SURREY (NEWS 1130) – People living in Surrey don’t have much time to tell the city how they feel about next year’s draft budget, which doesn’t include any new cash for police or firefighters.
The only public consultation session on the matter is being held at 1:00 p.m. on Monday, ahead of a planned city council vote at 7:00 p.m.
Dermod Travis, the executive director of Integrity BC, says this doesn’t make sense because information sessions and open houses are usually held during evenings and weekends.
“It’s highly problematic. You have to make certain that consultations happen at a time that are convenient for the public,” he explains. “The afternoon of a business day is probably one of the least opportune moments to try to engage with the public.
“Budget consultation is not something that’s unavoidable, it happens every year,” Travis adds. “Certainly, Surrey could have taken that extra step.”
Travis says recommendations made by B.C.’s auditor general years ago included all municipalities making sure this type of input is gathered at a time when it’s most convenient for everyone to take part.
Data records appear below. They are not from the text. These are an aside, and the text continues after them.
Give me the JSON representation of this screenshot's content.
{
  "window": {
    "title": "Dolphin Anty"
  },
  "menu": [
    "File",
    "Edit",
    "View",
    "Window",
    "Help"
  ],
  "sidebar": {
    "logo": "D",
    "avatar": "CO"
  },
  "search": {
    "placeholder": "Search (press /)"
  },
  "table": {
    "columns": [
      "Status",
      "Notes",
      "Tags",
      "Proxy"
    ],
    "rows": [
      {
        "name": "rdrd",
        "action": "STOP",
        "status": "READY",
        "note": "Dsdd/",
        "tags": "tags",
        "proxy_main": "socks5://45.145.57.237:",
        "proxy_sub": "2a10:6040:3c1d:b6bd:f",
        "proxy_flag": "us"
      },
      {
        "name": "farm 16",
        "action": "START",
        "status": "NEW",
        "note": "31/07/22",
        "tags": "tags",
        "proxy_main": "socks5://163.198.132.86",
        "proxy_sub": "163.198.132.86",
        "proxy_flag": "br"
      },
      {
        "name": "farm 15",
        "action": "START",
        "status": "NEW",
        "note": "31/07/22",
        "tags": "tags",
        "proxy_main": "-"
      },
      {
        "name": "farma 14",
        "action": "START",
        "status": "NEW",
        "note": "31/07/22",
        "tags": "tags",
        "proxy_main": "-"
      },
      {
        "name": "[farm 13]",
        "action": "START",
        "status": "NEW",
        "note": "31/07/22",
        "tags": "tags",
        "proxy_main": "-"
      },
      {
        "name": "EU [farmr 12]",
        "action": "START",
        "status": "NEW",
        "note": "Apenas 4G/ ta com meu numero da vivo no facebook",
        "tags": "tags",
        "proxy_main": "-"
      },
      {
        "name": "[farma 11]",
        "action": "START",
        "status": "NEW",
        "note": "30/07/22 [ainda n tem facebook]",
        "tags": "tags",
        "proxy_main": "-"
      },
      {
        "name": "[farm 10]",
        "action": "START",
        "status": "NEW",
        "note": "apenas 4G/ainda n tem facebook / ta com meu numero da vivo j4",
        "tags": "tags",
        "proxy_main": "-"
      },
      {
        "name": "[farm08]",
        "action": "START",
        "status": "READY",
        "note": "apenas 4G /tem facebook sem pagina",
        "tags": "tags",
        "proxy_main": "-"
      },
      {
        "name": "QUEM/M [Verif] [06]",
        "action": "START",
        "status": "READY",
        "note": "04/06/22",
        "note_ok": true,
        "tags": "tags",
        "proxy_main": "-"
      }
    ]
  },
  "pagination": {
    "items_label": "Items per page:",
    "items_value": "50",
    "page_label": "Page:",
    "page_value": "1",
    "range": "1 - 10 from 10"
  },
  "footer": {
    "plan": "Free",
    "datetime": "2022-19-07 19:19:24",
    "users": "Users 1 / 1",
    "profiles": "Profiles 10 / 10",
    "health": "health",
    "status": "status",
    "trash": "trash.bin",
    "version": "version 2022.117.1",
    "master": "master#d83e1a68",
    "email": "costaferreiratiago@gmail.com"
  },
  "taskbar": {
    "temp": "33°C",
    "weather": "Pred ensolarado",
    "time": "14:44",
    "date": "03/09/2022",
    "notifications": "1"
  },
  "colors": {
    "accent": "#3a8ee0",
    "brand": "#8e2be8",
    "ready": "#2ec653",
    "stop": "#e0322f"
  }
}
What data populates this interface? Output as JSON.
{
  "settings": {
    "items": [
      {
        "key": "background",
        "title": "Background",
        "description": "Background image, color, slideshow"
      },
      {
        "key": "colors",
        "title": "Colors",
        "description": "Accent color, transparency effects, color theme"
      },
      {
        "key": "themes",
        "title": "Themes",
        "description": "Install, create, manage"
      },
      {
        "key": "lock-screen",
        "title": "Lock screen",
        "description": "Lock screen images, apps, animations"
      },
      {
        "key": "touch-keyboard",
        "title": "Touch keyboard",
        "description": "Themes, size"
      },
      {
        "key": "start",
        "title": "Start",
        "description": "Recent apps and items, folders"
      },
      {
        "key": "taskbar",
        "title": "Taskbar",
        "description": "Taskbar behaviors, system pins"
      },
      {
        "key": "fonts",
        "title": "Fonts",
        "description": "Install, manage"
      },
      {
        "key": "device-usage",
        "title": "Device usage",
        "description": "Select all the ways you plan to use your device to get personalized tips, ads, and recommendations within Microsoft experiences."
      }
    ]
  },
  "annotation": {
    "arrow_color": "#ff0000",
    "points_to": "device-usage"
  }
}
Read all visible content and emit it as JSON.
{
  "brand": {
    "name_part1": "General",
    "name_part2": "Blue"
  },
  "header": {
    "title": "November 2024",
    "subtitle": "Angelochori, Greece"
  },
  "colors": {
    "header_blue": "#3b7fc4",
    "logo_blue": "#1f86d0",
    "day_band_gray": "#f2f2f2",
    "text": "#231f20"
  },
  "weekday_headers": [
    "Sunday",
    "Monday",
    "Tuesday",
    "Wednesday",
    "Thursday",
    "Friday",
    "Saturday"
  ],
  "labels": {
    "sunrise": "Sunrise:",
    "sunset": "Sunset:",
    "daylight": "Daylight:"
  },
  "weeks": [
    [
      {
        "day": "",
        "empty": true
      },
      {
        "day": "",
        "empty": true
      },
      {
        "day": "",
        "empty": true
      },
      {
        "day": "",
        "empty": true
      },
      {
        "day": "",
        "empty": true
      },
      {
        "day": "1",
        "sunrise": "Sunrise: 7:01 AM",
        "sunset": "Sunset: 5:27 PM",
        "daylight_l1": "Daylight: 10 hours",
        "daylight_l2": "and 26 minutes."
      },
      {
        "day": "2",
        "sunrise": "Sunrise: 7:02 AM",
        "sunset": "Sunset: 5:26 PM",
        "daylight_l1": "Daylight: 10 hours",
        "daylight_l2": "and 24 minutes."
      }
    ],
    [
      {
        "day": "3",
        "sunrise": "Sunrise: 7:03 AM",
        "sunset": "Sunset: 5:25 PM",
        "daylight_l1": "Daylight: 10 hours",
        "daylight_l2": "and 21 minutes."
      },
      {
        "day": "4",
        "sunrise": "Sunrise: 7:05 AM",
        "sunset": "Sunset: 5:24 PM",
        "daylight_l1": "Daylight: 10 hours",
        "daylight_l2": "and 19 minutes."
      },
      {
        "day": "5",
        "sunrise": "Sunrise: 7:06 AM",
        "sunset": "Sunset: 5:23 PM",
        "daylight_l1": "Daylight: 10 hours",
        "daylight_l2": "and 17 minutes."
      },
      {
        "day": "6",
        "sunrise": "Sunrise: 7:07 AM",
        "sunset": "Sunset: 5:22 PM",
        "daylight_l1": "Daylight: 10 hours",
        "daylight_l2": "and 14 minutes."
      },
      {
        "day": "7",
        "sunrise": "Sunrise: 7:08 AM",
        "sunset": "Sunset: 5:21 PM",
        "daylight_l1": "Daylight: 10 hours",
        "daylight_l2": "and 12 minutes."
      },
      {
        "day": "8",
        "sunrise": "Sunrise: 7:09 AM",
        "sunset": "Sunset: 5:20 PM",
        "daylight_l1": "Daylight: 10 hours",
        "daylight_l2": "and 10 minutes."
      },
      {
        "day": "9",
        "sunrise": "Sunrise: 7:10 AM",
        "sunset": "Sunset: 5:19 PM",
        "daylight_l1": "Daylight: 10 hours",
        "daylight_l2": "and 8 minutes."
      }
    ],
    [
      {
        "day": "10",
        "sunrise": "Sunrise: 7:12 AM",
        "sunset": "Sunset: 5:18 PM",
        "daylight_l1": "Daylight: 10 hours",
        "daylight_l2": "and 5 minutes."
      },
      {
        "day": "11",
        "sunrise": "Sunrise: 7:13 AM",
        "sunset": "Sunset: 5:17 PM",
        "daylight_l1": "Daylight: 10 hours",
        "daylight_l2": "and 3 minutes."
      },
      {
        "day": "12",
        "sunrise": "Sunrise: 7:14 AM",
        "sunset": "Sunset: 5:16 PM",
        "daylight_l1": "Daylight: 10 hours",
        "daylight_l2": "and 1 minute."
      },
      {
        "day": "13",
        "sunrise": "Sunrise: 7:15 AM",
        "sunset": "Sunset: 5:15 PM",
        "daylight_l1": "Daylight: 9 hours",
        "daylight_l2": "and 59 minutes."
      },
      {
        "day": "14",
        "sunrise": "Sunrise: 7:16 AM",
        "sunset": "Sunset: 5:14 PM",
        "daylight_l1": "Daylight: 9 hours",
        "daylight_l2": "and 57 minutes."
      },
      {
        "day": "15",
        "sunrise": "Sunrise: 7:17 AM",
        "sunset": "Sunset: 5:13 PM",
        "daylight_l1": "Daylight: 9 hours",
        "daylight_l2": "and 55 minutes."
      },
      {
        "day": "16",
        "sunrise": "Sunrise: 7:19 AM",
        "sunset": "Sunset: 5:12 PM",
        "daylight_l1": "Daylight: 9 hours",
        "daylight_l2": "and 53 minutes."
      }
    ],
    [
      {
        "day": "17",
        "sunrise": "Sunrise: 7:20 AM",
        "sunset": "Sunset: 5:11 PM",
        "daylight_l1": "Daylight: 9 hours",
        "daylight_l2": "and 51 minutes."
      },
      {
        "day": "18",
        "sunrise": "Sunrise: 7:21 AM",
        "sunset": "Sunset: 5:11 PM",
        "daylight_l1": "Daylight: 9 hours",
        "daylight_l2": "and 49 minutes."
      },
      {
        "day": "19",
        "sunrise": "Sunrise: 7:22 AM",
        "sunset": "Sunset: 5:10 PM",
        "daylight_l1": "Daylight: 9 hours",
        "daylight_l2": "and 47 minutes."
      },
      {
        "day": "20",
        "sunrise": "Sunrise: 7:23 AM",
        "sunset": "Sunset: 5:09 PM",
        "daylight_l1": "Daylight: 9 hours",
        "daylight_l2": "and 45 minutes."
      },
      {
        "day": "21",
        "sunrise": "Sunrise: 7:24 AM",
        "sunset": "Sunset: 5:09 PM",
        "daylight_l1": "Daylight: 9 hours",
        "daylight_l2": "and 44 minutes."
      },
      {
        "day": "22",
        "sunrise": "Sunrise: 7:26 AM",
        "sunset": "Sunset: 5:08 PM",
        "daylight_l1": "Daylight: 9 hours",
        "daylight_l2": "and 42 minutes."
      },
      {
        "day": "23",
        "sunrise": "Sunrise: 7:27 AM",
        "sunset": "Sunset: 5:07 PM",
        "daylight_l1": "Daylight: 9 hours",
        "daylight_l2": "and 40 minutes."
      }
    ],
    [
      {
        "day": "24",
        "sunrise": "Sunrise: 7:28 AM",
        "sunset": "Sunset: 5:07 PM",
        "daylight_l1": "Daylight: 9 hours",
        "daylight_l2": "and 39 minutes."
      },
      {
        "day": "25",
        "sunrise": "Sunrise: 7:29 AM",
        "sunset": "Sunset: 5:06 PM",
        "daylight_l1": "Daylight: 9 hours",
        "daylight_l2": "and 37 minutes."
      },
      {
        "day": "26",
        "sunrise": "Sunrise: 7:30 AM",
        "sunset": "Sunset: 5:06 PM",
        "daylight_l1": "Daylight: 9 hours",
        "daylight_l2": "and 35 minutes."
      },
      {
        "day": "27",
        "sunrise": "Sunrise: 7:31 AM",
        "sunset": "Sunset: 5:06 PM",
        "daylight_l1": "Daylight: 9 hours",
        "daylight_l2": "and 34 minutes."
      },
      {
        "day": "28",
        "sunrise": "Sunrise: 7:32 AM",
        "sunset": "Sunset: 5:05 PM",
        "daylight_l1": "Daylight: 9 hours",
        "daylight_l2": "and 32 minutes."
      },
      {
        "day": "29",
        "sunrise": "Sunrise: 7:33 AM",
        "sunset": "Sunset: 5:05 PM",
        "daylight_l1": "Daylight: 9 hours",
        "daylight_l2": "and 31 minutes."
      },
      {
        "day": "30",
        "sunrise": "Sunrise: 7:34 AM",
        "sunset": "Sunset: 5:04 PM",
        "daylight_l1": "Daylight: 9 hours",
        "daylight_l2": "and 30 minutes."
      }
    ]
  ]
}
The recommendations ask that municipalities do what they can to sincerely give people a chance to engage.
He says he’s getting the sense that more municipalities are moving their consultations to times that are “convenient” to the public.
“There’s still some hold outs, sometimes, on specific issues versus, sort of, a city-wide policy,” Travis notes. “But, I think if public puts more pressure on their city councils to ensure that when the council wants to engage with them, that they’re actually available to be engaged with, would be helpful.”
He points to the Capital Regional District, where public consultations are sometimes held during the day.
“Again, same problem. If you want to hear what the public says and thinks on these issues, well, you’ve got to make certain that they can get there,” Travis said.
As the controversy around Surrey’s switch to a municipal police force continues, the draft budget includes no new money to hire additional police officers or firefighters.
“I think that Surrey is obviously facing a very critical debate over the future of policing in its community,” Travis says. “I think it’s unfortunate that a lot of that debate is centred on issues that have little to do on policing and far more to do with personalities.”
He says “when you hold this type of consultations at a bad time for the public, you’re sending a message, subliminally or not, that you really aren’t that interested in having too much public input on this.”
What deeply concerns Travis about how the city is proceeding on its policing transition, he explains, is that it doesn’t focus on the best policing model for Surrey.
“But rather this personality-based debate with the mayor and his other councillors, and a very divided community right now.”
City staff say the public has had two weeks to comment online, ahead of Monday’s public consultation and this year’s session is actually starting two hours earlier than it did last year.